Saturday, January 31, 2009

Is it horrible of me to wish for a perfect life?

ya?

Plans for the day:
1) See Pin Pon Dash play in concert

Kevetch for the day: (To complain persistently and whiningly)
1) I've had this stupid headache all day

Positives for the day:
1) Get to see Pin Pon Dash play

Blerb
I had a lot of thinking time and I was just thinking of what my ideal perfect life is. In saying this I do not mean that my life currently isn't great, but everyone can dream of heaven right?

Wish I had a job that paid enough to where I could live downtown Seattle comfortably enough to buy the doll stuff I want(in moderation of course), go out for coffee or dinner whenever I want, pay off all my debt. (If I really wanted to get crazy Id say that I also wish I had enough to take trips to the USA East Coast, Europe, and Japan every few months) or to fly my family out here, go to as many conventions as I want.

I also wish I had a job that allowed me to have my own office space that I could decorate(bring my dolls into work so I could play with them during lunch). A Job that had better hours like 8-5 or 7-4. A job that I loved doing (I actually like my job for the most part now, except the pay and hours)

I really wish I could find a friend who was into BJD's as much as I am. I do really appreciate my friends interest in my hobby but I'd love to have someone who was also active in the hobby as well. Then perhaps I would be more motivated to make things for my dolls, take more photos, do more photo stories. I just feel so alienated from the rest of the human population because I have such "unique" interests and this is an issue I keep running into.
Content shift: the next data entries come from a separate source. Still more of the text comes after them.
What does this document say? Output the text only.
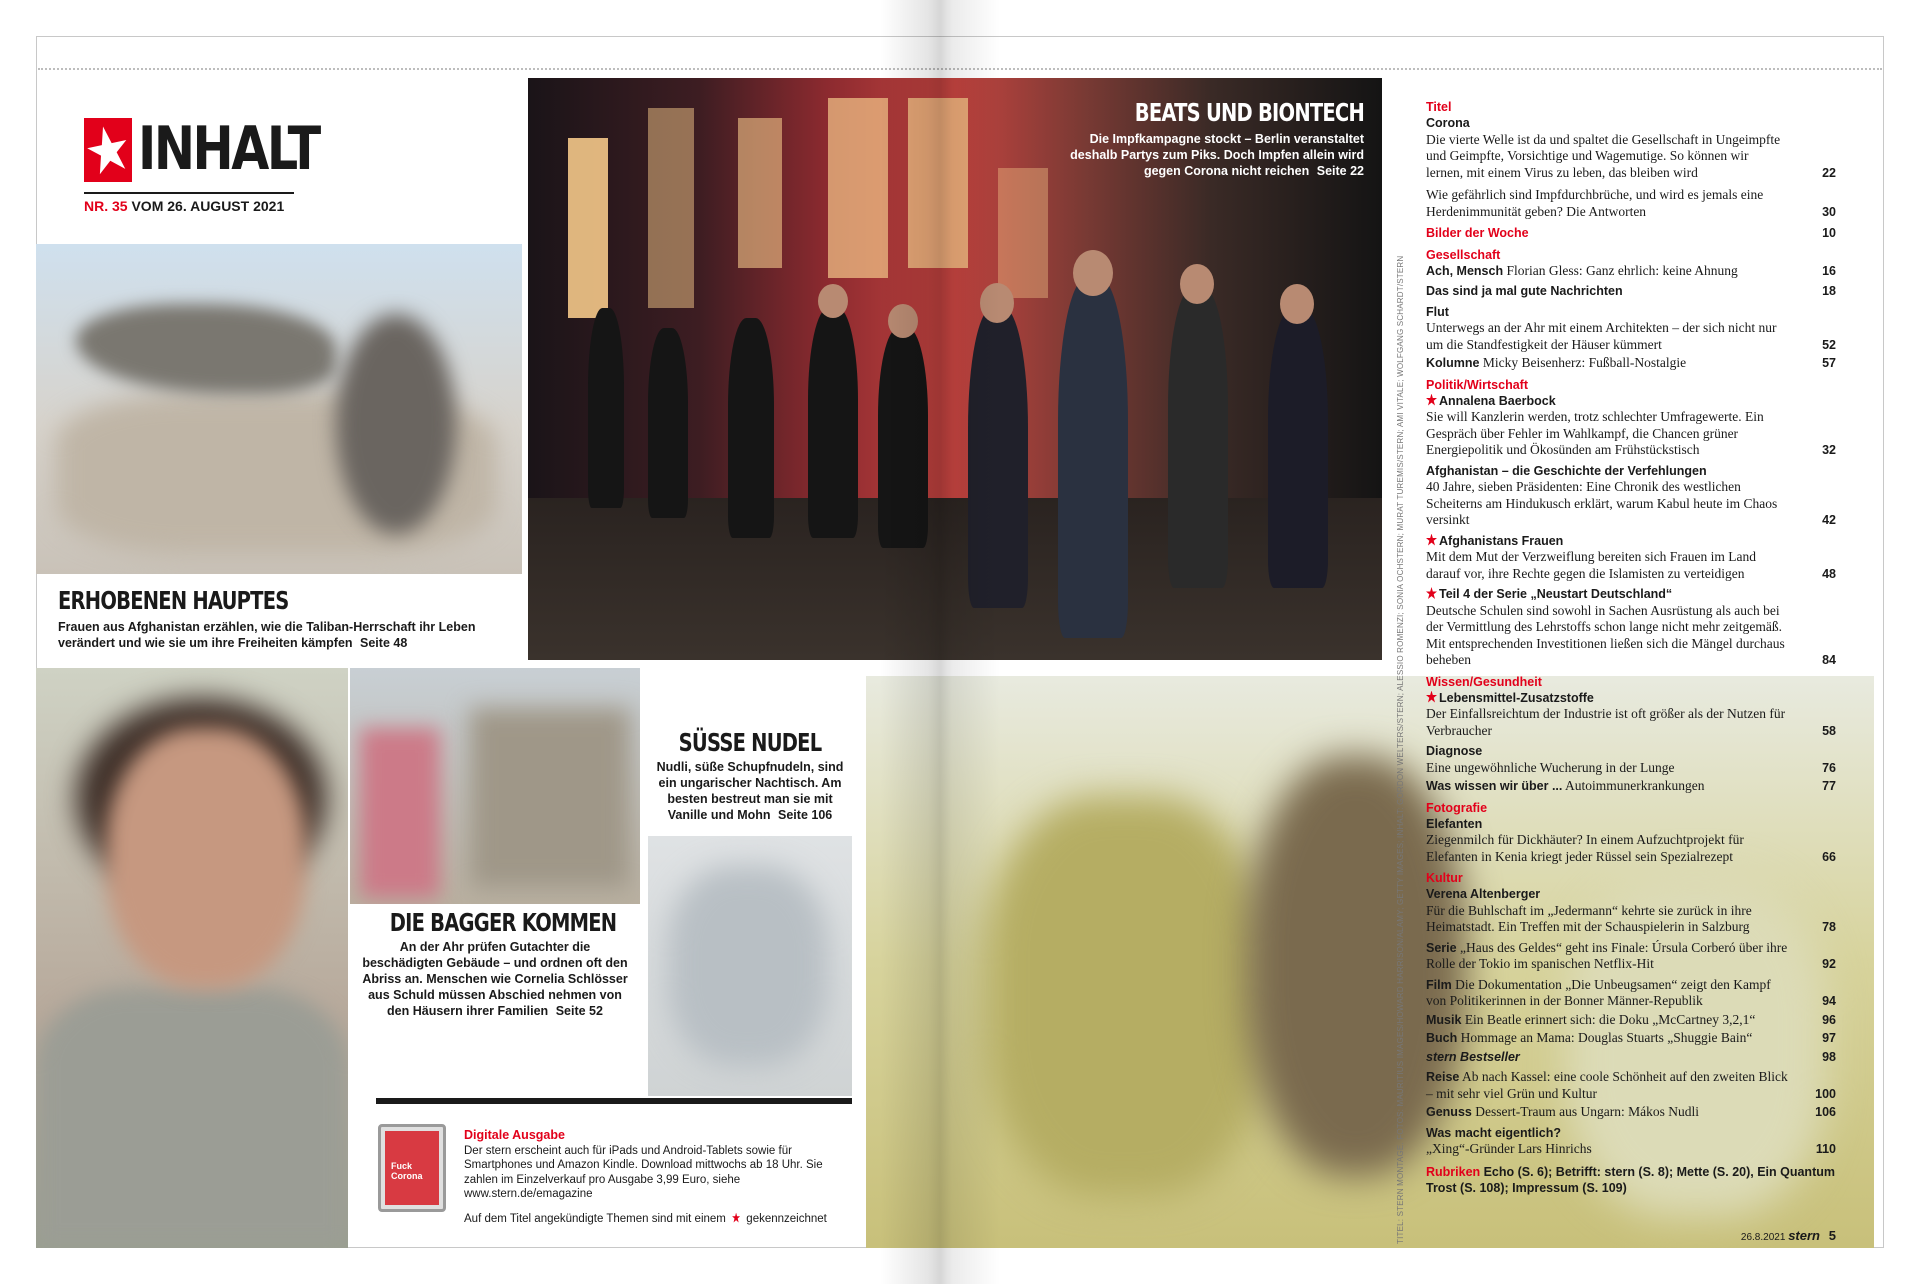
INHALT
NR. 35 VOM 26. AUGUST 2021
BEATS UND BIONTECH
Die Impfkampagne stockt – Berlin veranstaltet deshalb Partys zum Piks. Doch Impfen allein wird gegen Corona nicht reichen Seite 22
ERHOBENEN HAUPTES
Frauen aus Afghanistan erzählen, wie die Taliban-Herrschaft ihr Leben verändert und wie sie um ihre Freiheiten kämpfen Seite 48
SÜSSE NUDEL
Nudli, süße Schupfnudeln, sind ein ungarischer Nachtisch. Am besten bestreut man sie mit Vanille und Mohn Seite 106
DIE BAGGER KOMMEN
An der Ahr prüfen Gutachter die beschädigten Gebäude – und ordnen oft den Abriss an. Menschen wie Cornelia Schlösser aus Schuld müssen Abschied nehmen von den Häusern ihrer Familien Seite 52
Fuck Corona
Digitale Ausgabe
Der stern erscheint auch für iPads und Android-Tablets sowie für Smartphones und Amazon Kindle. Download mittwochs ab 18 Uhr. Sie zahlen im Einzelverkauf pro Ausgabe 3,99 Euro, siehe www.stern.de/emagazine
Auf dem Titel angekündigte Themen sind mit einem gekennzeichnet	TITEL: STERN MONTAGE. FOTOS: MAURITIUS IMAGES/HOWARD HARRISON/ALAMY; GETTY IMAGES; INHALT: GORDON WELTERS/STERN; ALESSIO ROMENZI; SONIA OCHSTERN; MURAT TUREMIS/STERN; AMI VITALE; WOLFGANG SCHARDT/STERN
Titel
Corona
Die vierte Welle ist da und spaltet die Gesellschaft in Ungeimpfte und Geimpfte, Vorsichtige und Wagemutige. So können wir lernen, mit einem Virus zu leben, das bleiben wird	22
Wie gefährlich sind Impfdurchbrüche, und wird es jemals eine Herdenimmunität geben? Die Antworten	30
Bilder der Woche	10
Gesellschaft
Ach, Mensch Florian Gless: Ganz ehrlich: keine Ahnung	16
Das sind ja mal gute Nachrichten	18
Flut
Unterwegs an der Ahr mit einem Architekten – der sich nicht nur um die Standfestigkeit der Häuser kümmert	52
Kolumne Micky Beisenherz: Fußball-Nostalgie	57
Politik/Wirtschaft
Annalena Baerbock
Sie will Kanzlerin werden, trotz schlechter Umfragewerte. Ein Gespräch über Fehler im Wahlkampf, die Chancen grüner Energiepolitik und Ökosünden am Frühstückstisch	32
Afghanistan – die Geschichte der Verfehlungen
40 Jahre, sieben Präsidenten: Eine Chronik des westlichen Scheiterns am Hindukusch erklärt, warum Kabul heute im Chaos versinkt	42
Afghanistans Frauen
Mit dem Mut der Verzweiflung bereiten sich Frauen im Land darauf vor, ihre Rechte gegen die Islamisten zu verteidigen	48
Teil 4 der Serie „Neustart Deutschland“
Deutsche Schulen sind sowohl in Sachen Ausrüstung als auch bei der Vermittlung des Lehrstoffs schon lange nicht mehr zeitgemäß. Mit entsprechenden Investitionen ließen sich die Mängel durchaus beheben	84
Wissen/Gesundheit
Lebensmittel-Zusatzstoffe
Der Einfallsreichtum der Industrie ist oft größer als der Nutzen für Verbraucher	58
Diagnose
Eine ungewöhnliche Wucherung in der Lunge	76
Was wissen wir über ... Autoimmunerkrankungen	77
Fotografie
Elefanten
Ziegenmilch für Dickhäuter? In einem Aufzuchtprojekt für Elefanten in Kenia kriegt jeder Rüssel sein Spezialrezept	66
Kultur
Verena Altenberger
Für die Buhlschaft im „Jedermann“ kehrte sie zurück in ihre Heimatstadt. Ein Treffen mit der Schauspielerin in Salzburg	78
Serie „Haus des Geldes“ geht ins Finale: Úrsula Corberó über ihre Rolle der Tokio im spanischen Netflix-Hit	92
Film Die Dokumentation „Die Unbeugsamen“ zeigt den Kampf von Politikerinnen in der Bonner Männer-Republik	94
Musik Ein Beatle erinnert sich: die Doku „McCartney 3,2,1“	96
Buch Hommage an Mama: Douglas Stuarts „Shuggie Bain“	97
stern Bestseller	98
Reise Ab nach Kassel: eine coole Schönheit auf den zweiten Blick – mit sehr viel Grün und Kultur	100
Genuss Dessert-Traum aus Ungarn: Mákos Nudli	106
Was macht eigentlich?
„Xing“-Gründer Lars Hinrichs	110
Rubriken Echo (S. 6); Betrifft: stern (S. 8); Mette (S. 20), Ein Quantum Trost (S. 108); Impressum (S. 109)
26.8.2021 stern 5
I wish I knew what to do about my interpersonal relationships. They all seem to be filled with drama or confusion save a few (OMG.K.TANX). I don't really quite know how to word the feeling I am having to where it doesn't come across insensitive, but I just tend to be a logical being (in which I am realizing most other people are not) I just tend to have this feeling of guilt to either continue relationships or just ignore whatever drama may be happening. It shouldn't feel like a chore to be around people in your life. I have this crazy dream that one day I will live in a place where my world is a lot like the tv show Friends. I have my best friends right next door and we get coffee all the time, can watch movies, etc. There isn't any of the stress of scheduling, we'd make time for each other. Whether that simply meant we txt'd a "How are you?" or made plans for the whole weekend to have a blast spending the while weekend together. Where hanging out is simple as walking next door and knocking or a simple phone call.

The perplexities I keep having with those around me are not always induced by them or me. Im not pointing fingers, just thinking out loud on my digital paper. They often can be caused by lifestyles.

If this even gets read I really hope this isn't taken the wrong way by those around me. I don't really care to be verbally attacked because of this. As I said before it is just unfiltered thoughts on paper. Writing it down really makes me feel better.